Можно ли выжить в каменных джунглях без автомата в руках? Марк решает, что нельзя. Ему нужно оружие против этого тоскливого серого города…
В книге рассказывается история главного героя, который сталкивается с различными проблемами и препятствиями на протяжении всего своего путешествия. По пути он встречает множество второстепенных персонажей, которые играют важные роли в истории. Благодаря опыту главного героя книга исследует такие темы, как любовь, потеря, надежда и стойкость. По мере того, как главный герой преодолевает свои трудности, он усваивает ценные уроки жизни и растет как личность.
История детства девочки Маши, родившейся в России на стыке 80—90-х годов ХХ века, – это собирательный образ тех, чей «нежный возраст» пришелся на «лихие 90-е». Маленькая Маша – это «чистый лист» сознания. И на нем весьма непростая жизнь взрослых пишет свои «письмена», формируя Машины представления о Жизни, Времени, Стране, Истории, Любви, Боге.

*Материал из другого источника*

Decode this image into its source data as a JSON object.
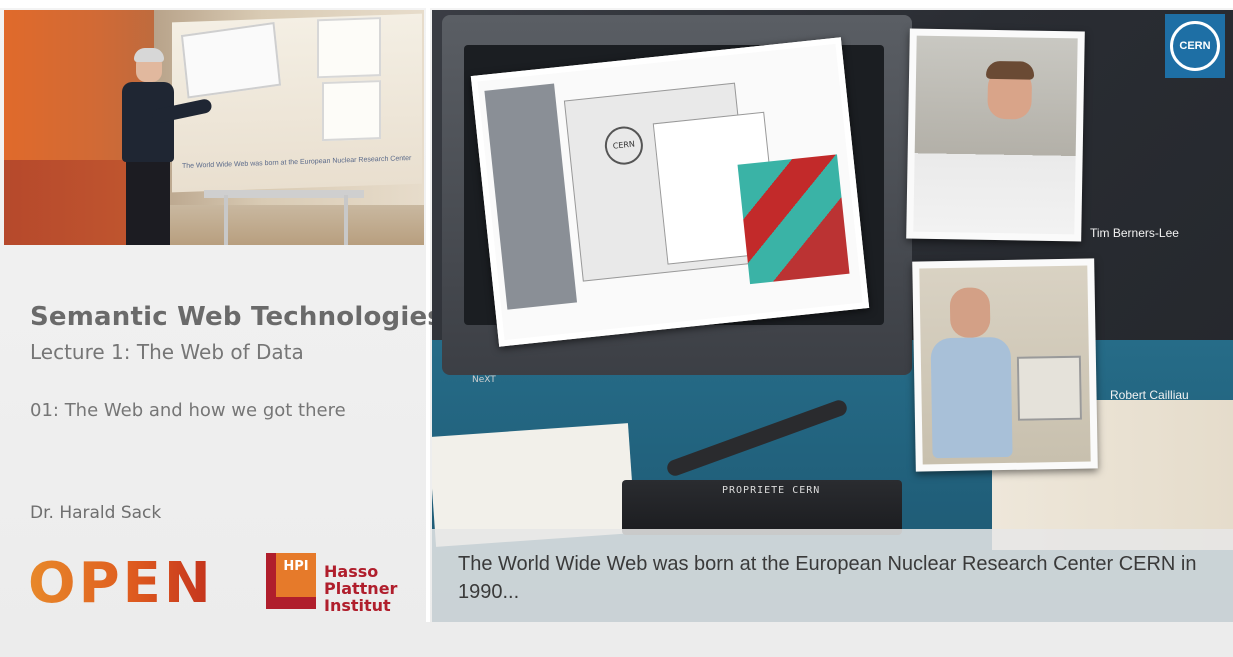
{
  "sidebar": {
    "course_title": "Semantic Web Technologies",
    "lecture_title": "Lecture 1: The Web of Data",
    "subtitle": "01: The Web and how we got there",
    "speaker": "Dr. Harald Sack"
  },
  "video": {
    "projected_caption": "The World Wide Web was born at the European Nuclear Research Center"
  },
  "logo": {
    "open_text": "OPEN",
    "hpi_badge": "HPI",
    "institute_lines": [
      "Hasso",
      "Plattner",
      "Institut"
    ]
  },
  "slide": {
    "caption": "The World Wide Web was born at the European Nuclear Research Center CERN in 1990...",
    "photo_labels": {
      "top": "Tim Berners-Lee",
      "bottom": "Robert Cailliau"
    },
    "cern_logo_text": "CERN",
    "keyboard_brand": "PROPRIETE CERN",
    "monitor_label": "NeXT",
    "screen_logo_text": "CERN"
  },
  "colors": {
    "accent_orange": "#e67a2a",
    "hpi_red": "#b01e2c",
    "cern_blue": "#1e6fa5"
  }
}
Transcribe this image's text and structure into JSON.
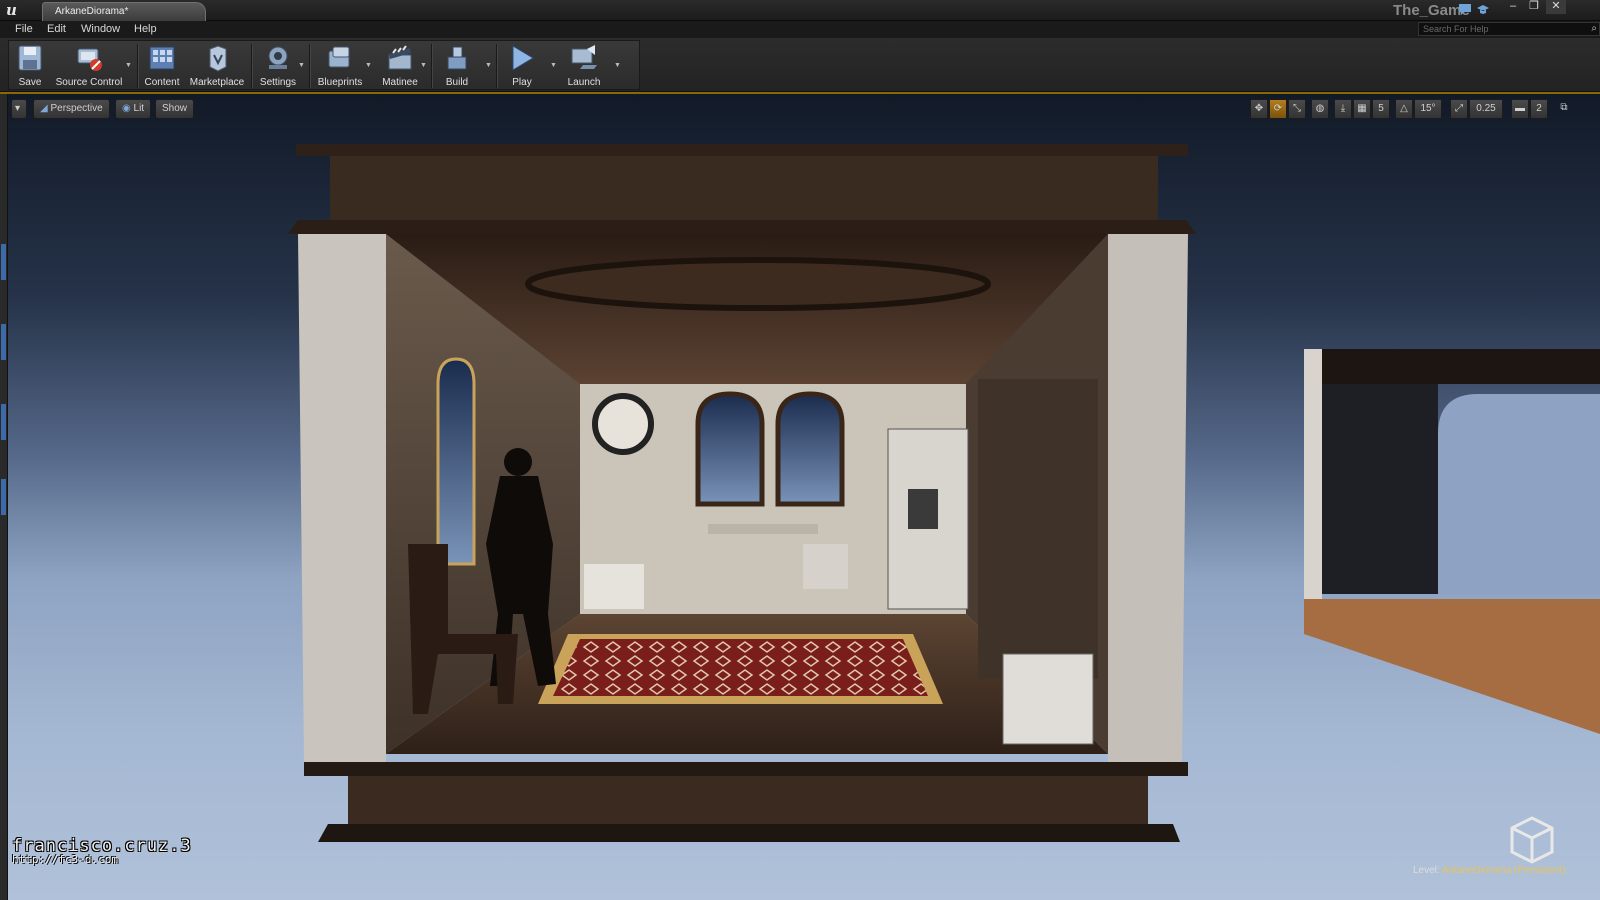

Вызвать восхищение того, кем восхищаешься сам – глубинное желание каждого из нас. Это может определить всю твою последующую жизнь. Так происходит с 18-летней первокурсницей Грир Кадецки. Ее замечает знаменитая феминистка Фэйт Фрэнк – ей 63, она мудра, уверена в себе и уже прожила большую жизнь. Она видит в Грир нечто многообещающее, приглашает ее на работу, становится ее наставницей. Но со временем роли лидера и ведомой меняются…«Женские убеждения» – межпоколенческий роман о главенстве и амбициях, об эго, жертвенности и любви, о том, каково это – искать свой путь, поддержку и внутреннюю уверенность, как наполнить свою жизнь смыслом.